7. Juli 2014. Die nach nur einer Spielzeit scheidende Schauspieldirektorin der Wiener Festwochen Frie Leysen hat in einem Offenen Brief an den Aufsichtsratsvorsitzenden Rudolf Scholten zum Rundumschlag ausgeholt und grundlegende Kritik an der Struktur des Festivals geübt. In dem Brief, den das Nachrichtenmagazin Profil am heutigen Montag veröffentlichte, heißt es: "Nach mehreren Monaten ständigen Konflikts bei der Vorbereitung der letzten Spielzeit der Festwochen stellte ich fest, dass das Hauptproblem des Festivals das grundlegende Fehlen einer Vision ist. Nie gab es im künstlerischen Leitungsteam eine Grundsatzdiskussion und ein Nachdenken darüber, was ein Festival heutzutage bedeuten könnte oder sollte".

Frie Leysen äußert den Verdacht, dass solche Grundsatzdebatten "von den Führungsgremien des Projekts nicht gewünscht werden". Das Fehlen einer Vision sorge dafür, dass entscheidende Fragen unbehandelt blieben: "Welche Art künstlerischer Arbeit sollte das Festival produzieren oder koproduzieren, welche Künstler sollte es unterstützen?

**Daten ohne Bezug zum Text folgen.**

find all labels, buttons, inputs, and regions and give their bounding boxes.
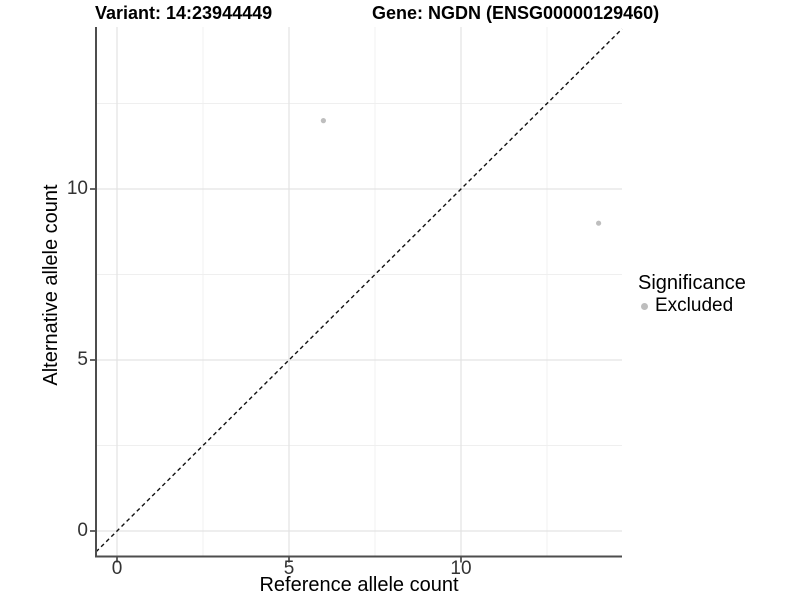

Beteiligt es sich nur an der Zusammenarbeit mit großen, reichen Häusern, Festivals oder Produzenten - oder kann es auch eine wichtigere Rolle für jüngere, talentierte, unabhängige Künstler und Truppen spielen. Welche Künstler sollten präsentiert werden? Die anerkannten Namen oder die nächste, oft unbekannte Generation?"

Leysen übt auch ganz konkret Kritik an der Organisation des Festivals, die sie als ein "feudalistisches System" beschreibt. Schon die gemeinsame Leitung des Geschäftsführers und des Intendanten sei problematisch. "Die Begrenzung der Amtszeit des Intendanten auf drei oder fünf Jahre ist ebenfalls ungünstig. Im Führungsteam wird somit nur durch den Geschäftsführer Kontinuität gewahrt. Bislang kümmerte sich der Intendant nicht wirklich um die Geschäftsgebarung der Festwochen, doch ich meine, dass die künstlerischen und geschäftlichen Aspekte eines Festivals untrennbar miteinander verknüpft sind."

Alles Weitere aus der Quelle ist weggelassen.